Caribou emigrate from Adak; feds struggle to stop the spread

Caribou on Adak in 1985. (Credit: USFWS)
Caribou on Adak in 1985. (Credit: USFWS)

Every summer, a team of federal exterminators set up shop in the southwest corner of the state. Their job is to root out non-native animals that might disturb the Alaska Maritime Wildlife Refuge.

In addition to the usual rats and foxes, the refuge managers decided to target a new pest this season.

It’s no mystery how caribou wound up on Adak Island. They were imported in the late 1950s so Navy personnel would have something to hunt.

Nowadays, the Navy is gone and the island is a prime spot for big game hunters. But not enough of them, says Steve Ebbert.

He’s a wildlife biologist for the Alaska Maritime National Wildlife Refuge. As he stands on the deck of their research vessel, sailing less than a half mile from the rocky shores of Adak, Ebbert says the caribou herd is now seven times its former size. And it’s starting to spread.

Ebbert points to a gently sloping beach just across the way on Kagalaska Island.

It’s not clear when the caribou started to swim across the channel to Kagalaska. But Ebbert thinks he knows why. The island is still covered in thick, white lichen — the same plant that used to grow naturally on Adak.

If the caribou are willing to travel for food, Ebbert says they probably won’t stop at Kagalaska when there even more islands to graze on nearby — all federally protected, refuge land.

After an environmental assessment, the U.S. Fish and Wildlife Service decided the best way to prevent that outcome was to organize a hunt on Kagalaska.

The team bagged nine male caribou. But Sen. Lisa Murkowski isn’t impressed with their haul.

The hunt cost $58,000, plus another $13,000 to butcher and salvage the meat. That part was specifically requested by Murkowski and other officials. But going forward, the senator wants to see a different approach.

The Senate Appropriations committee recently (on June 18) approved a new rule that would keep the refuge from using federal money to sponsor more caribou hunts at Kagalaska.

A similar ban would apply to two other islands, where wild cows have escaped from old ranches. Murkowski and her colleagues also suggest a $2 million cut in funding the Fish and Wildlife Service but a million-dollar bump for the refuge system’s budget. The entire package has been sent to the full Senate for consideration.

Elaine Smiloff has lived and hunted on Adak Island for years. She had her own doubts about trying to control the spread of caribou.

But Smiloff also says that this year, it got harder for local hunters to track down caribou in their own backyard. Without a boat — which most residents don’t have — their options seemed to shrink.

Usually, Kagalaska wouldn’t be one of them.

That’s one reason why Smiloff jumped at the chance to help federal hunters move huge slabs of meat off that island. More than a half-ton was distributed to local families.

Smiloff would be glad to help get more. But wildlife managers haven’t decided if they’ll try to conduct another hunt before the Senate takes action on the proposal to shut it down.

For now, the Alaska Maritime refuge is more focused on finding out if the first big control effort was a success.

They may have a chance to investigate in August, when refuge staff are scheduled to sail past Kagalaska aboard their research vessel.

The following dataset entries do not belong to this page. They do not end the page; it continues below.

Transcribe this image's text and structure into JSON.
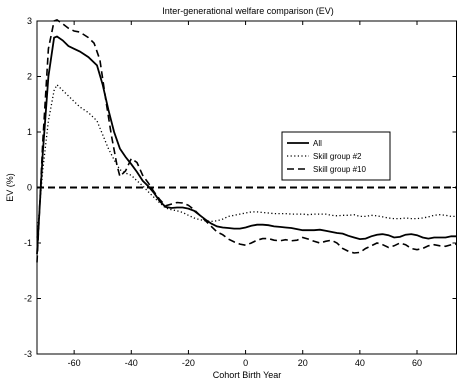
{
  "chart_data": {
    "type": "line",
    "title": "Inter-generational welfare comparison (EV)",
    "xlabel": "Cohort Birth Year",
    "ylabel": "EV (%)",
    "xlim": [
      -73,
      74
    ],
    "ylim": [
      -3,
      3
    ],
    "xticks": [
      -60,
      -40,
      -20,
      0,
      20,
      40,
      60
    ],
    "yticks": [
      -3,
      -2,
      -1,
      0,
      1,
      2,
      3
    ],
    "grid": false,
    "legend_position": "center-right",
    "reference_line": {
      "y": 0,
      "style": "dashed"
    },
    "series": [
      {
        "name": "All",
        "style": "solid",
        "color": "#000000",
        "points": [
          [
            -73,
            -1.2
          ],
          [
            -71,
            0.6
          ],
          [
            -69,
            2.0
          ],
          [
            -67,
            2.7
          ],
          [
            -66,
            2.72
          ],
          [
            -64,
            2.65
          ],
          [
            -62,
            2.55
          ],
          [
            -60,
            2.5
          ],
          [
            -58,
            2.45
          ],
          [
            -55,
            2.35
          ],
          [
            -52,
            2.2
          ],
          [
            -50,
            1.85
          ],
          [
            -48,
            1.4
          ],
          [
            -46,
            1.0
          ],
          [
            -44,
            0.7
          ],
          [
            -42,
            0.55
          ],
          [
            -40,
            0.42
          ],
          [
            -38,
            0.28
          ],
          [
            -36,
            0.12
          ],
          [
            -34,
            0.02
          ],
          [
            -32,
            -0.1
          ],
          [
            -30,
            -0.25
          ],
          [
            -28,
            -0.35
          ],
          [
            -26,
            -0.37
          ],
          [
            -24,
            -0.36
          ],
          [
            -22,
            -0.36
          ],
          [
            -20,
            -0.38
          ],
          [
            -18,
            -0.42
          ],
          [
            -16,
            -0.5
          ],
          [
            -14,
            -0.58
          ],
          [
            -12,
            -0.65
          ],
          [
            -10,
            -0.7
          ],
          [
            -8,
            -0.72
          ],
          [
            -6,
            -0.73
          ],
          [
            -4,
            -0.74
          ],
          [
            -2,
            -0.74
          ],
          [
            0,
            -0.72
          ],
          [
            2,
            -0.69
          ],
          [
            4,
            -0.67
          ],
          [
            6,
            -0.67
          ],
          [
            8,
            -0.68
          ],
          [
            10,
            -0.7
          ],
          [
            12,
            -0.71
          ],
          [
            14,
            -0.72
          ],
          [
            16,
            -0.73
          ],
          [
            18,
            -0.75
          ],
          [
            20,
            -0.77
          ],
          [
            22,
            -0.77
          ],
          [
            24,
            -0.77
          ],
          [
            26,
            -0.76
          ],
          [
            28,
            -0.78
          ],
          [
            30,
            -0.8
          ],
          [
            32,
            -0.82
          ],
          [
            34,
            -0.83
          ],
          [
            36,
            -0.87
          ],
          [
            38,
            -0.9
          ],
          [
            40,
            -0.93
          ],
          [
            42,
            -0.92
          ],
          [
            44,
            -0.88
          ],
          [
            46,
            -0.85
          ],
          [
            48,
            -0.84
          ],
          [
            50,
            -0.86
          ],
          [
            52,
            -0.9
          ],
          [
            54,
            -0.89
          ],
          [
            56,
            -0.85
          ],
          [
            58,
            -0.84
          ],
          [
            60,
            -0.86
          ],
          [
            62,
            -0.9
          ],
          [
            64,
            -0.92
          ],
          [
            66,
            -0.9
          ],
          [
            68,
            -0.9
          ],
          [
            70,
            -0.9
          ],
          [
            72,
            -0.88
          ],
          [
            74,
            -0.88
          ]
        ]
      },
      {
        "name": "Skill group #2",
        "style": "dotted",
        "color": "#000000",
        "points": [
          [
            -73,
            -0.9
          ],
          [
            -71,
            0.3
          ],
          [
            -69,
            1.2
          ],
          [
            -67,
            1.75
          ],
          [
            -66,
            1.85
          ],
          [
            -64,
            1.75
          ],
          [
            -62,
            1.65
          ],
          [
            -60,
            1.55
          ],
          [
            -58,
            1.45
          ],
          [
            -55,
            1.35
          ],
          [
            -52,
            1.2
          ],
          [
            -50,
            0.95
          ],
          [
            -48,
            0.7
          ],
          [
            -46,
            0.5
          ],
          [
            -44,
            0.32
          ],
          [
            -42,
            0.26
          ],
          [
            -40,
            0.22
          ],
          [
            -38,
            0.12
          ],
          [
            -36,
            0.03
          ],
          [
            -34,
            -0.08
          ],
          [
            -32,
            -0.18
          ],
          [
            -30,
            -0.28
          ],
          [
            -28,
            -0.37
          ],
          [
            -26,
            -0.4
          ],
          [
            -24,
            -0.42
          ],
          [
            -22,
            -0.45
          ],
          [
            -20,
            -0.5
          ],
          [
            -18,
            -0.55
          ],
          [
            -16,
            -0.58
          ],
          [
            -14,
            -0.6
          ],
          [
            -12,
            -0.61
          ],
          [
            -10,
            -0.6
          ],
          [
            -8,
            -0.57
          ],
          [
            -6,
            -0.52
          ],
          [
            -4,
            -0.5
          ],
          [
            -2,
            -0.48
          ],
          [
            0,
            -0.46
          ],
          [
            2,
            -0.44
          ],
          [
            4,
            -0.44
          ],
          [
            6,
            -0.45
          ],
          [
            8,
            -0.46
          ],
          [
            10,
            -0.47
          ],
          [
            12,
            -0.47
          ],
          [
            14,
            -0.47
          ],
          [
            16,
            -0.48
          ],
          [
            18,
            -0.48
          ],
          [
            20,
            -0.48
          ],
          [
            22,
            -0.49
          ],
          [
            24,
            -0.48
          ],
          [
            26,
            -0.48
          ],
          [
            28,
            -0.48
          ],
          [
            30,
            -0.5
          ],
          [
            32,
            -0.51
          ],
          [
            34,
            -0.5
          ],
          [
            36,
            -0.5
          ],
          [
            38,
            -0.49
          ],
          [
            40,
            -0.52
          ],
          [
            42,
            -0.52
          ],
          [
            44,
            -0.5
          ],
          [
            46,
            -0.51
          ],
          [
            48,
            -0.53
          ],
          [
            50,
            -0.55
          ],
          [
            52,
            -0.56
          ],
          [
            54,
            -0.56
          ],
          [
            56,
            -0.55
          ],
          [
            58,
            -0.56
          ],
          [
            60,
            -0.56
          ],
          [
            62,
            -0.55
          ],
          [
            64,
            -0.53
          ],
          [
            66,
            -0.5
          ],
          [
            68,
            -0.49
          ],
          [
            70,
            -0.5
          ],
          [
            72,
            -0.52
          ],
          [
            74,
            -0.52
          ]
        ]
      },
      {
        "name": "Skill group #10",
        "style": "dashed",
        "color": "#000000",
        "points": [
          [
            -73,
            -1.35
          ],
          [
            -71,
            0.8
          ],
          [
            -69,
            2.5
          ],
          [
            -67,
            3.0
          ],
          [
            -66,
            3.02
          ],
          [
            -64,
            2.95
          ],
          [
            -62,
            2.87
          ],
          [
            -60,
            2.82
          ],
          [
            -58,
            2.8
          ],
          [
            -55,
            2.7
          ],
          [
            -53,
            2.6
          ],
          [
            -51,
            2.3
          ],
          [
            -49,
            1.6
          ],
          [
            -47,
            0.95
          ],
          [
            -45,
            0.4
          ],
          [
            -44,
            0.2
          ],
          [
            -42,
            0.3
          ],
          [
            -40,
            0.52
          ],
          [
            -38,
            0.45
          ],
          [
            -36,
            0.22
          ],
          [
            -34,
            0.08
          ],
          [
            -32,
            -0.08
          ],
          [
            -30,
            -0.22
          ],
          [
            -28,
            -0.33
          ],
          [
            -26,
            -0.3
          ],
          [
            -24,
            -0.27
          ],
          [
            -22,
            -0.28
          ],
          [
            -20,
            -0.32
          ],
          [
            -18,
            -0.4
          ],
          [
            -16,
            -0.5
          ],
          [
            -14,
            -0.6
          ],
          [
            -12,
            -0.7
          ],
          [
            -10,
            -0.8
          ],
          [
            -8,
            -0.85
          ],
          [
            -6,
            -0.93
          ],
          [
            -4,
            -0.98
          ],
          [
            -2,
            -1.02
          ],
          [
            0,
            -1.04
          ],
          [
            2,
            -1.0
          ],
          [
            4,
            -0.95
          ],
          [
            6,
            -0.92
          ],
          [
            8,
            -0.92
          ],
          [
            10,
            -0.95
          ],
          [
            12,
            -0.96
          ],
          [
            14,
            -0.94
          ],
          [
            16,
            -0.96
          ],
          [
            18,
            -0.95
          ],
          [
            20,
            -0.9
          ],
          [
            22,
            -0.93
          ],
          [
            24,
            -0.97
          ],
          [
            26,
            -1.0
          ],
          [
            28,
            -0.97
          ],
          [
            30,
            -0.95
          ],
          [
            32,
            -1.0
          ],
          [
            34,
            -1.1
          ],
          [
            36,
            -1.15
          ],
          [
            38,
            -1.18
          ],
          [
            40,
            -1.17
          ],
          [
            42,
            -1.1
          ],
          [
            44,
            -1.05
          ],
          [
            46,
            -1.0
          ],
          [
            48,
            -1.03
          ],
          [
            50,
            -1.08
          ],
          [
            52,
            -1.05
          ],
          [
            54,
            -1.0
          ],
          [
            56,
            -1.03
          ],
          [
            58,
            -1.1
          ],
          [
            60,
            -1.12
          ],
          [
            62,
            -1.1
          ],
          [
            64,
            -1.05
          ],
          [
            66,
            -1.03
          ],
          [
            68,
            -1.05
          ],
          [
            70,
            -1.06
          ],
          [
            72,
            -1.03
          ],
          [
            74,
            -1.02
          ]
        ]
      }
    ]
  }
}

Eventually, Steve Ebbert says he wants to find a method for tracking the number of caribou that reach the island. First, he’d have to mark them — with paintballs, or by branding.

But then again:

“You’re capturing the animals, drugging the animals in the case of branding, and marking them permanently — and just releasing them? It doesn’t seem as efficient. If you can shoot them with a dart, you can shoot them with a rifle,” Ebbert says.

The biologist says he wouldn’t call that hunting — more like counting. By elimination.